Doctor of Nursing in Education Program or ND
This is a program that requires 3-5 years of full-time learning. It focuses on advanced practice specialties as well as evidence-based research.
Doctor of Nursing Practice Program or DNP
This is a rising doctoral program that often requires 3 years of study (full-time). The DNP program prepares graduates for positions of leadership in clinical care delivery, research, and system management.
Doctor of Nursing Science Program or DNSc
Graduates of this program are nurse scientists who can easily influence the health care system. Through clinical leadership and research, these graduates also become analysts that fill in jobs in the economic sector, informatics and health care.
Doctor of Philosophy
The PhD program prepares nurse researchers and scholars that will contribute to the nursing practice theoretical foundations. Graduates become theorists, teachers and researchers.
Doctoral Nursing Program Outlook
The doctoral programs for nursing are anticipated to rise in the next decade or so and this is because of the ever-rising demand for different nurses across the health care, research and education fields.
There is a strong need for better-equipped nurses throughout the country which is why continuing nursing education is now flourishing.
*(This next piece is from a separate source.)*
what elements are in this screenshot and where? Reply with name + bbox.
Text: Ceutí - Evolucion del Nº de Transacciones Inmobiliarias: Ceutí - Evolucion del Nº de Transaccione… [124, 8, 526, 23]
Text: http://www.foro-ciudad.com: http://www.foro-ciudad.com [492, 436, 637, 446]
To many interested students, nursing scholarships can be availed of by applying directly or through schools online.
Many of the states and certifying agencies require at least a Master’s degree when applying for a doctoral program. Under the doctoral program, the participant is geared in advancing his/her nursing skills under different settings.
The current status of DNS and PhD nursing degree programs are research-focused. These give emphasis on empirical more than applied research. A 1999 survey of the AACN on schools that offer doctoral programs showed that only one school offered both programs with a DNS internship. Even with the 52 doctoral programs in 1980 through 1990, there were just 200 more graduates in 1998 than ten years earlier.
In essence, the country has a long way to go in terms of establishing more programs for the right candidates. Also, the number of doctoral educated nurses per school is still small and those that are employed in leadership positions are fewer than those that currently work in clinical settings.